Charge transport mechanism of cross‐linked polyethylene/silicone rubber composite insulation by energy band theory

The composite insulation composed of cross-linked polyethylene (XLPE) and silicone rubber (SiR) is common in high voltage direct current cable accessory installation. However, the space charge accumulation, especially the interfacial charge accumulation of XLPE/SiR, poses a serious threat to the safe operation of cable accessories, and its charge transport mechanism is still unclear, especially at the micro-scale. In order to investigate the charge transport mechanism of XLPE/SiR, simultaneous measurement of space charge and relaxation current is performed on XLPE/SiR at various electric fields with different polarities, and the electronic energy levels of XLPE and SiR are determined by quantum chemical calculation (QCC). The results of QCC show that both the hole traps and the electron traps in XLPE are mainly shallow traps. As for SiR, the hole traps are shallow traps, while the electron traps are deep traps. The results of simultaneous measurement show that the interfacial charge accumulation and the composite conductivity of XLPE/SiR are significantly different under different polarities, that is, there is an obvious polarity effect.

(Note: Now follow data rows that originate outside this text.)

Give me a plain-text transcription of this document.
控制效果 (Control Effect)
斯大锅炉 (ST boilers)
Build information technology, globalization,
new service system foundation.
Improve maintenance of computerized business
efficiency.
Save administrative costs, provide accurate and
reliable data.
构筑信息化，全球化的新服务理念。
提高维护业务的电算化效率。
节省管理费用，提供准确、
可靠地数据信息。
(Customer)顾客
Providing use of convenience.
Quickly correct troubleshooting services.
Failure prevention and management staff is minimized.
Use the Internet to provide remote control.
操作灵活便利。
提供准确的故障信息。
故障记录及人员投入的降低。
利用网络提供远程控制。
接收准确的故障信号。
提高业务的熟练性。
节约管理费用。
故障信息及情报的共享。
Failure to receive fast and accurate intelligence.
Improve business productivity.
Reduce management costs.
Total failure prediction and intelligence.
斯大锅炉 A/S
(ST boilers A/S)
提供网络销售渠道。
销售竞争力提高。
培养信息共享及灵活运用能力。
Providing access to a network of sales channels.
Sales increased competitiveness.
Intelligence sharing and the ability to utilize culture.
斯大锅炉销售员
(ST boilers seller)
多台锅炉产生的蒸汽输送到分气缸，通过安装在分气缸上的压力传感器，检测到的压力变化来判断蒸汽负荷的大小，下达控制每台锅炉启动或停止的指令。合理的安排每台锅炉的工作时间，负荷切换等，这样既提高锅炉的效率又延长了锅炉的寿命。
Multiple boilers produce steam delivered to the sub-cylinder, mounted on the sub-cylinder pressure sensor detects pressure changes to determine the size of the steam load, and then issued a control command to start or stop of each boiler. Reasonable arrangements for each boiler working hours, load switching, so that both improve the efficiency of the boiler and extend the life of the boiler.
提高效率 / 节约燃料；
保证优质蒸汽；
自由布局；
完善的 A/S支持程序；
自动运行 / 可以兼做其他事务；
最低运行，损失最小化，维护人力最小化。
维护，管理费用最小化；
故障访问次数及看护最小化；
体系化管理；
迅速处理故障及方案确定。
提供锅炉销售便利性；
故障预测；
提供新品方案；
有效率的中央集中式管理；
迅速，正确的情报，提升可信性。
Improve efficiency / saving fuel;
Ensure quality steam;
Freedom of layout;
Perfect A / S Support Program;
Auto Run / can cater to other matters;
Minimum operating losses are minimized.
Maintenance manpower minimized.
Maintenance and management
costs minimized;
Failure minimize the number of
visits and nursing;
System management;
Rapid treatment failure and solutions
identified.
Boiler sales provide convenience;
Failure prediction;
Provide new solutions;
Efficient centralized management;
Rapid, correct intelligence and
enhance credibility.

Based on the results of QCC, the electronic energy levels of XLPE/SiR system are constructed considering the interface between XLPE and SiR, as well as the interfaces between the materials and the electrodes. On this basis, the charge transport mechanism of XLPE/SiR is discussed in detail, and the polarity effect is well explained, which is believed to be related to the differences in the charge injection barrier and the interfacial barrier under different polarities, as well as the electron/hole traps in XLPE and SiR.